(Bloomberg) — Apollo Global Management Inc. increased its loan to SoftBank Group Corp. to $5.1 billion, according to a person with knowledge of the matter.
SoftBank, which first borrowed $4 billion from New York-based Apollo in December, closed an additional $1.1 billion backed by holdings of SoftBank Vision Fund 2 on Tuesday, and drew substantial investor interest despite market volatility, the person said, asking not to be identified discussing a private transaction.
All in, the $5.1 billion unitranche loan represents the largest of its kind in the private-credit market, according to data compiled by Bloomberg. The addition comes amid an increase in Vision Fund 2’s holdings, the person said. The fund’s fair value was $48 billion as of Dec. 31, according to a presentation by the Japanese conglomerate.
The loan bears an interest rate of roughly 5%, the person said. Apollo led the deal, which included participation from mutual funds, insurers, endowments and financial institutions.
Representatives for Apollo and Tokyo-based SoftBank declined to comment.
SoftBank Vision Fund 2 has invested more than $42 billion in companies including athletic-apparel maker Vuori, senior-assistance startup Papa and crypto-analytics firm Elliptic. Some of its companies, including IonQ Inc., Pear Therapeutics Inc. and Exscientia Plc, are now publicly traded. Of Vision Fund 2’s companies, 41% are in the U.S., followed by 26% in Europe, the Middle East and Africa, 12% in China and 9% in India, the company presentation shows. The rest are elsewhere in Asia.
Vision Fund 2 counts SoftBank and its billionaire founder and Chairman Masayoshi Son as key investors. SoftBank has expressed interest in taking on more debt. The company has asked banks jostling for roles on the potential initial public offering of Arm Ltd. to underwrite a margin loan of about $8 billion, Bloomberg has reported.

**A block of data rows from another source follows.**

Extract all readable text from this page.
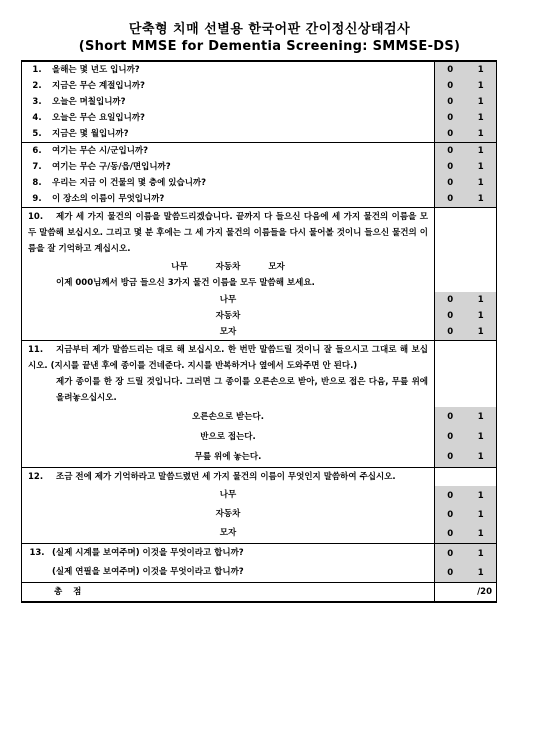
단축형 치매 선별용 한국어판 간이정신상태검사
(Short MMSE for Dementia Screening: SMMSE-DS)
1. 올해는 몇 년도 입니까?	0 1
2. 지금은 무슨 계절입니까?	0 1
3. 오늘은 며칠입니까?	0 1
4. 오늘은 무슨 요일입니까?	0 1
5. 지금은 몇 월입니까?	0 1
6. 여기는 무슨 시/군입니까?	0 1
7. 여기는 무슨 구/동/읍/면입니까?	0 1
8. 우리는 지금 이 건물의 몇 층에 있습니까?	0 1
9. 이 장소의 이름이 무엇입니까?	0 1

10. 제가 세 가지 물건의 이름을 말씀드리겠습니다. 끝까지 다 들으신 다음에 세 가지 물건의 이름을 모두 말씀해 보십시오. 그리고 몇 분 후에는 그 세 가지 물건의 이름들을 다시 물어볼 것이니 들으신 물건의 이름을 잘 기억하고 계십시오.
나무 자동차 모자
이제 000님께서 방금 들으신 3가지 물건 이름을 모두 말씀해 보세요.	

나무	0 1
자동차	0 1
모자	0 1

11. 지금부터 제가 말씀드리는 대로 해 보십시오. 한 번만 말씀드릴 것이니 잘 들으시고 그대로 해 보십시오. (지시를 끝낸 후에 종이를 건네준다. 지시를 반복하거나 옆에서 도와주면 안 된다.)
제가 종이를 한 장 드릴 것입니다. 그러면 그 종이를 오른손으로 받아, 반으로 접은 다음, 무릎 위에 올려놓으십시오.	

오른손으로 받는다.	0 1
반으로 접는다.	0 1
무릎 위에 놓는다.	0 1

12. 조금 전에 제가 기억하라고 말씀드렸던 세 가지 물건의 이름이 무엇인지 말씀하여 주십시오.	

나무	0 1
자동차	0 1
모자	0 1
13. (실제 시계를 보여주며) 이것을 무엇이라고 합니까?	0 1
(실제 연필을 보여주며) 이것을 무엇이라고 합니까?	0 1
총 점	/20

Son has a zealous focus on SoftBank’s loan-to-value ratio, or LTV, checking it multiple times a day. The measure, calculated by dividing its net debt by the equity value of its holdings, jumped to 22% at the end of last year from 8.8% in June 2020.
Apollo’s capital-solutions arm, overseen by Craig Farr, has been growing, hiring senior executives including Dennis Cornell, Mike Shapiro, Eric Meyers, Tom Turner and Derek Dillon in the past nine months. Last month, John Zito, the firm’s deputy chief investment officer for credit, told Bloomberg Television that the New York-based firm committed to more than 50 $1 billion transactions in 2021. Apollo is among direct lenders supporting Thoma Bravo’s leveraged buyout of Anaplan Inc., announced this week.